The evidence presented in this paper undermines the 'settled' science dogma that blames all or most recent changes in global temperatures on the properties of just one trace atmospheric gas. A gas, carbon dioxide, for which humans themselves are only responsible for 4% of annual atmospheric emissions. MIT Emeritus Professor Richard Lindzen has long argued that temperature changes are caused by dynamic heat flows in the atmosphere and oceans caused by latitudinal differences. Changes in average temperature "are primarily due to changes in the tropic-to-pole difference and not to changes in the greenhouse effect", he says. Over millennia, the temperature at the tropics has remained little changed, a situation observed in the current record.

The Arctic has warmed in recent times at a rate faster than the rest of the planet, although as we can see, in the case of Greenland, the average is almost entirely due to one annual jump 29 years ago. This warming has been leapt on as incontrovertible proof of anthropogenic climate change. It is of course no such thing, not least because there is increasing evidence that such warming is caused by natural forces. The global warming hypothesis that it is all caused by humans remains unproven, without a single credible scientific paper to say otherwise. Professor Lindzen puts it more bluntly, noting that the present "absurd scientific narrative" leaves us with a quasi-religious movement with a constant "Goebellian repetition by the media of climate alarmism".

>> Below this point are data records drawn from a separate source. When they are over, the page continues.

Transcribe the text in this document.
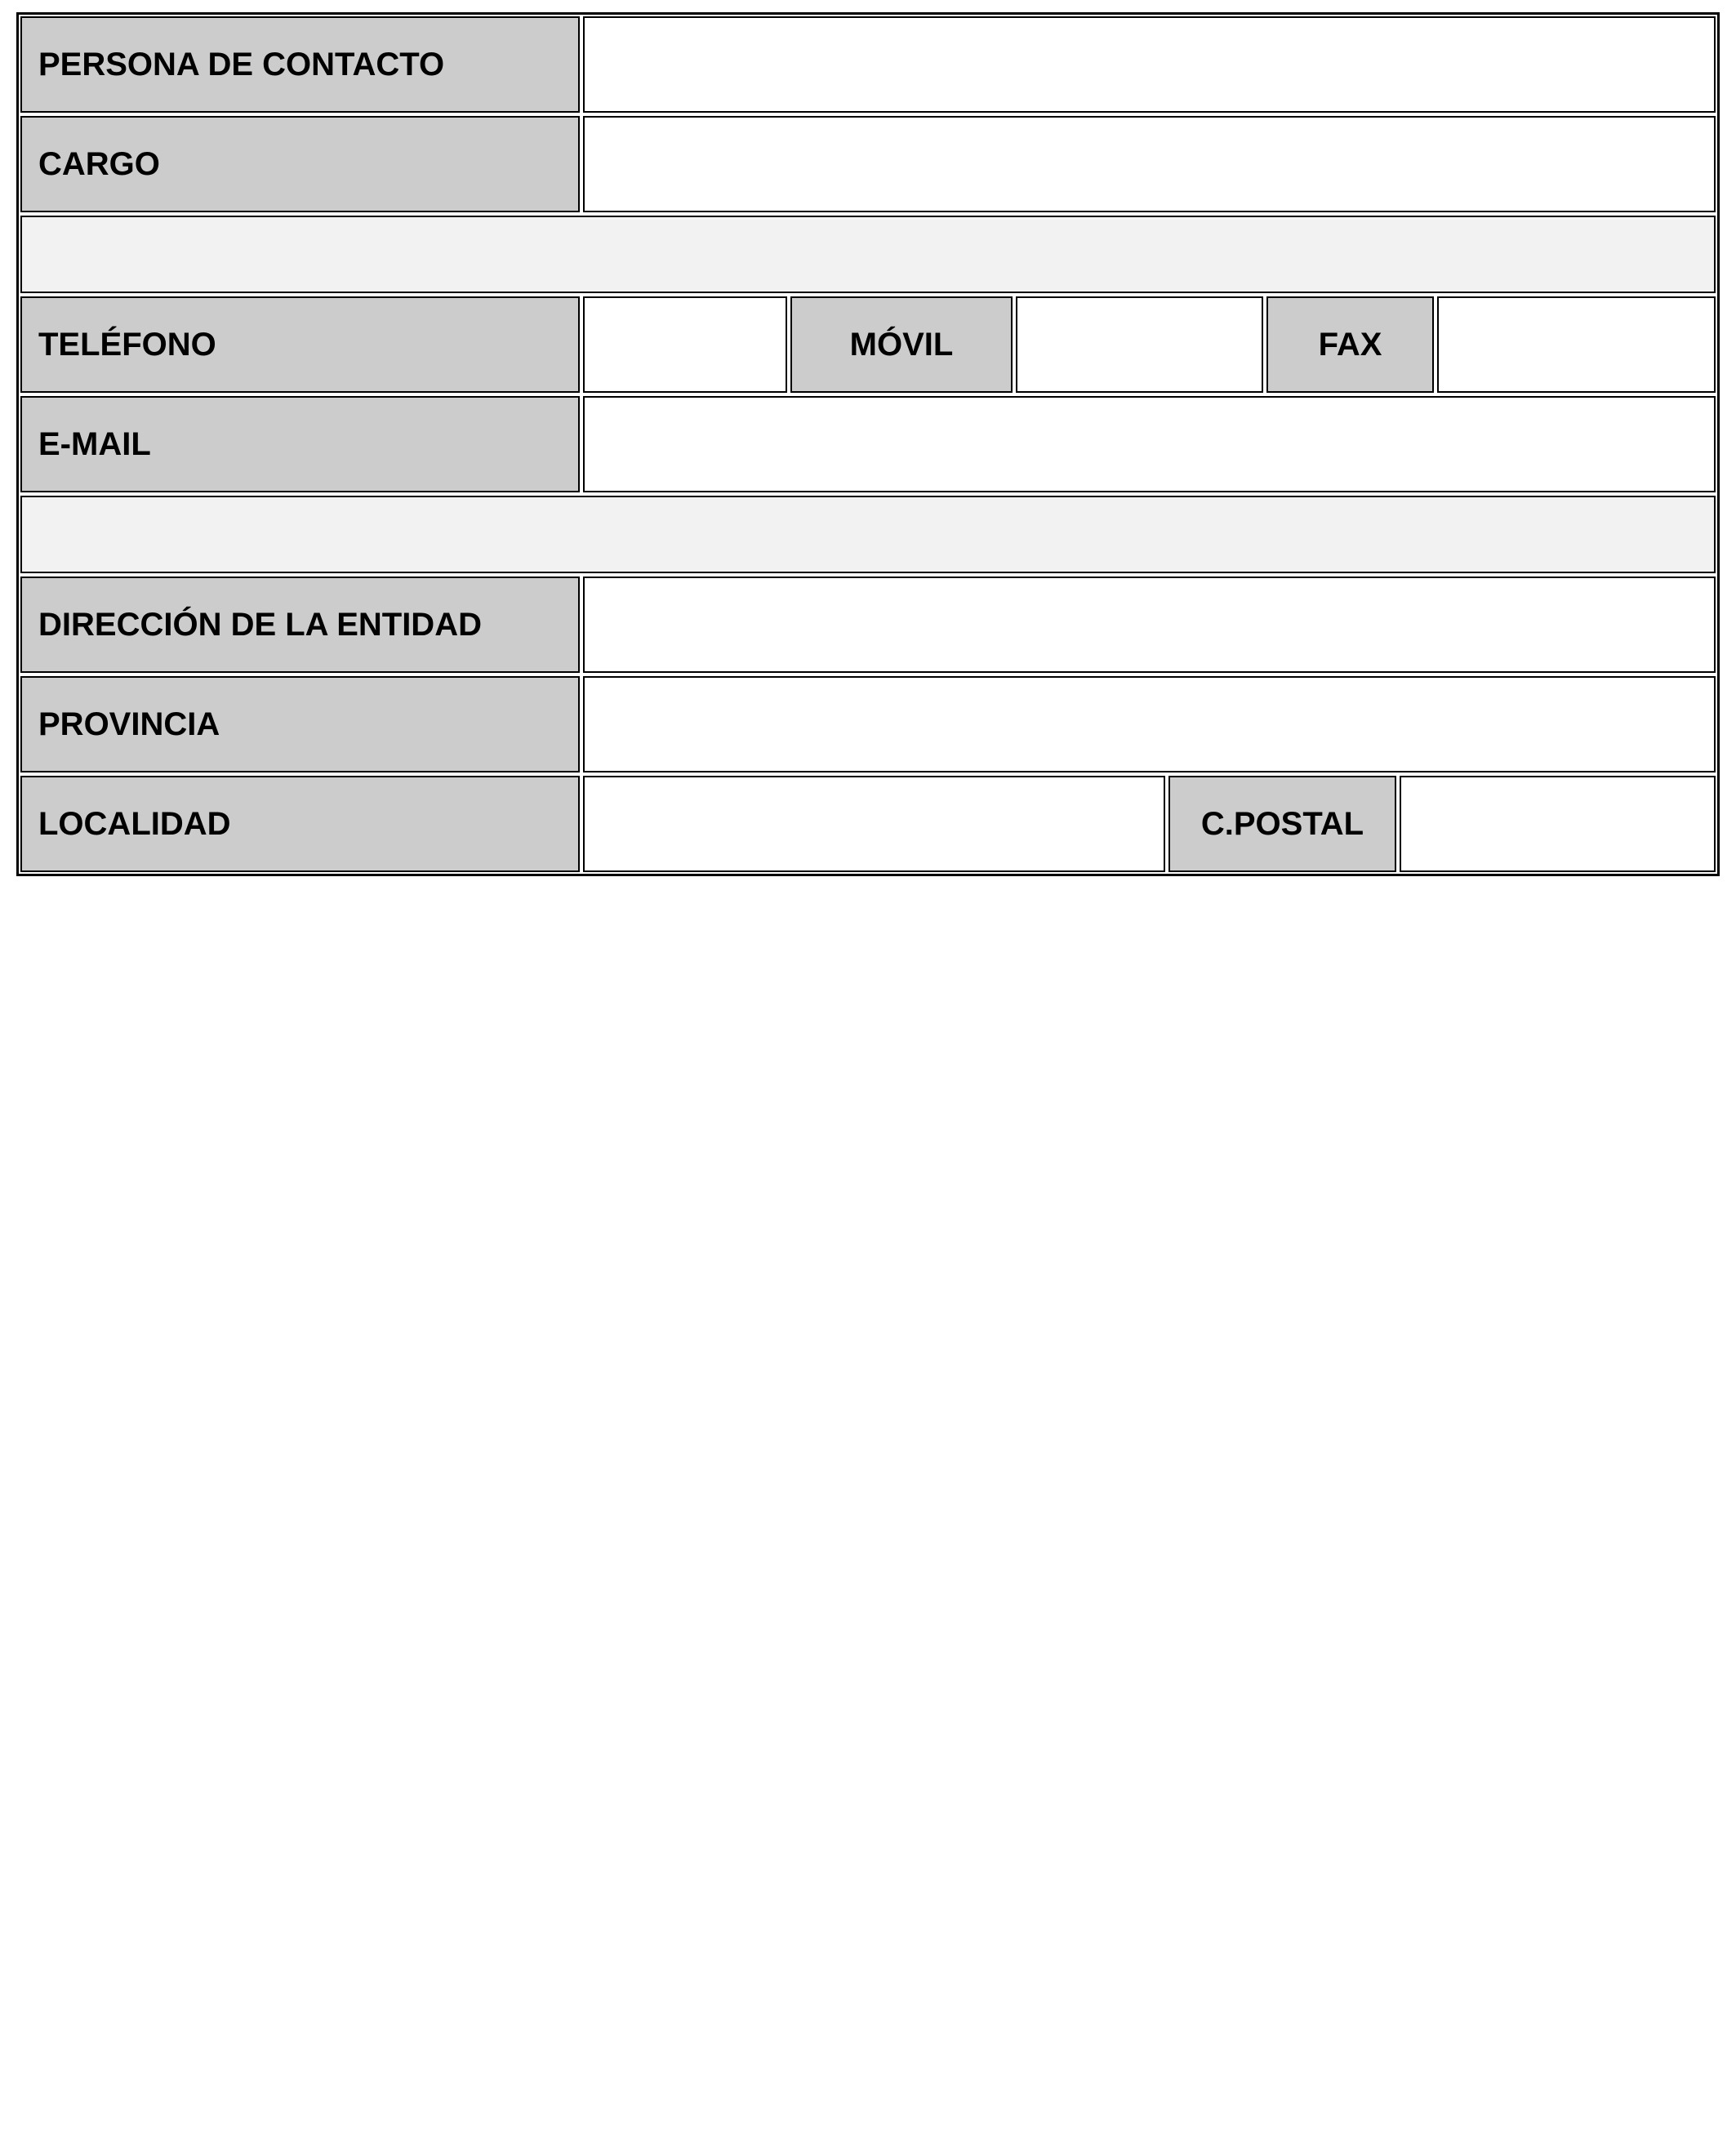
PERSONA DE CONTACTO
CARGO
TELÉFONO	MÓVIL	FAX
E-MAIL
DIRECCIÓN DE LA ENTIDAD
PROVINCIA
LOCALIDAD	C.POSTAL
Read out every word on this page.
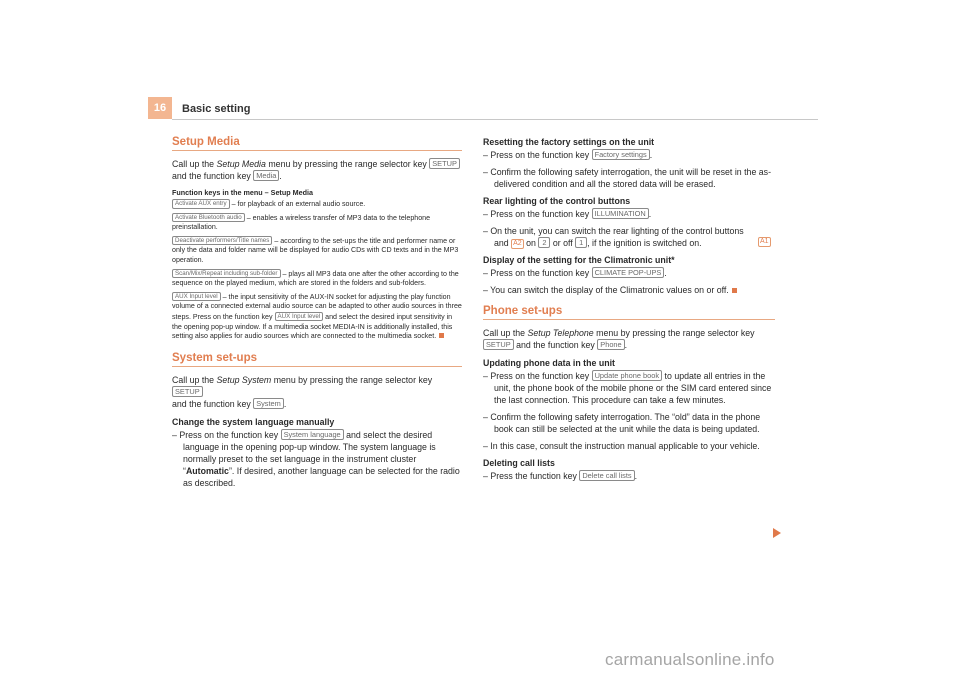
16	Basic setting
Setup Media
Call up the Setup Media menu by pressing the range selector key SETUP
and the function key Media .
Function keys in the menu – Setup Media
Activate AUX entry – for playback of an external audio source.
Activate Bluetooth audio – enables a wireless transfer of MP3 data to the telephone preinstallation.
Deactivate performers/Title names – according to the set-ups the title and performer name or only the data and folder name will be displayed for audio CDs with CD texts and in the MP3 operation.
Scan/Mix/Repeat including sub-folder – plays all MP3 data one after the other according to the sequence on the played medium, which are stored in the folders and sub-folders.
AUX Input level – the input sensitivity of the AUX-IN socket for adjusting the play function volume of a connected external audio source can be adapted to other audio sources in three steps. Press on the function key AUX Input level and select the desired input sensitivity in the opening pop-up window. If a multimedia socket MEDIA-IN is additionally installed, this setting also applies for audio sources which are connected to the multimedia socket.
System set-ups
Call up the Setup System menu by pressing the range selector key SETUP
and the function key System .
Change the system language manually
– Press on the function key System language and select the desired language in the opening pop-up window. The system language is normally preset to the set language in the instrument cluster “Automatic”. If desired, another language can be selected for the radio as described.
Resetting the factory settings on the unit
– Press on the function key Factory settings .
– Confirm the following safety interrogation, the unit will be reset in the as-delivered condition and all the stored data will be erased.
Rear lighting of the control buttons
– Press on the function key ILLUMINATION .
– On the unit, you can switch the rear lighting of the control buttons
and A2 on 2 or off 1 , if the ignition is switched on.
Display of the setting for the Climatronic unit*
– Press on the function key CLIMATE POP-UPS .
– You can switch the display of the Climatronic values on or off.
Phone set-ups
Call up the Setup Telephone menu by pressing the range selector key
SETUP and the function key Phone .
Updating phone data in the unit
– Press on the function key Update phone book to update all entries in the unit, the phone book of the mobile phone or the SIM card entered since the last connection. This procedure can take a few minutes.
– Confirm the following safety interrogation. The “old” data in the phone book can still be selected at the unit while the data is being updated.
– In this case, consult the instruction manual applicable to your vehicle.
Deleting call lists
– Press the function key Delete call lists .
A1
carmanualsonline.info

It is unlikely that the mainstream media will stop catastrophising climatic conditions in the Arctic any time soon, since it remains a formidable scare tactic in the collectivist push towards a command-and-control Net Zero agenda. But it is becoming an increasingly difficult hunting ground. Arctic summer sea ice stopped declining 12 years ago, while the Greenland ice sheet might have increased in size to August 2022 if allowance is made for margins of error.

In her latest polar wildlife report for the Global Warming Policy Foundation, the evolutionary biologist Dr. Susan Crockford notes that life at both the top and bottom of the Earth is "thriving". Arctic sea ice has long been known to be cyclical. There was a downturn beginning in 1979, but that has been broken by a largely unpublicised slow recovery from around 2010. Crockford noted that less summer ice has led to more food for all animals. Polar bears, seals, whales and penguins in Antarctica have all increased in number in recent years.

Greenland ice sheet graph
Not too shabby, if you enjoy your ice. The top blue line shows the increase in ice so far this winter and reveals further big improvements. In fact it is ahead of averages between 1981-2010, the low point being around 2011-12, and better than last year's recovery. To August 2022, there was a massive annual increase of 471 billion tonnes created on the surface, compared to the estimated loss of around 500 billion tonnes. It was the 10th highest increase in 42 years and continued a recent recovery, particularly that seen in 2017 and 2018 when over 500 billion tonnes were created on the surface.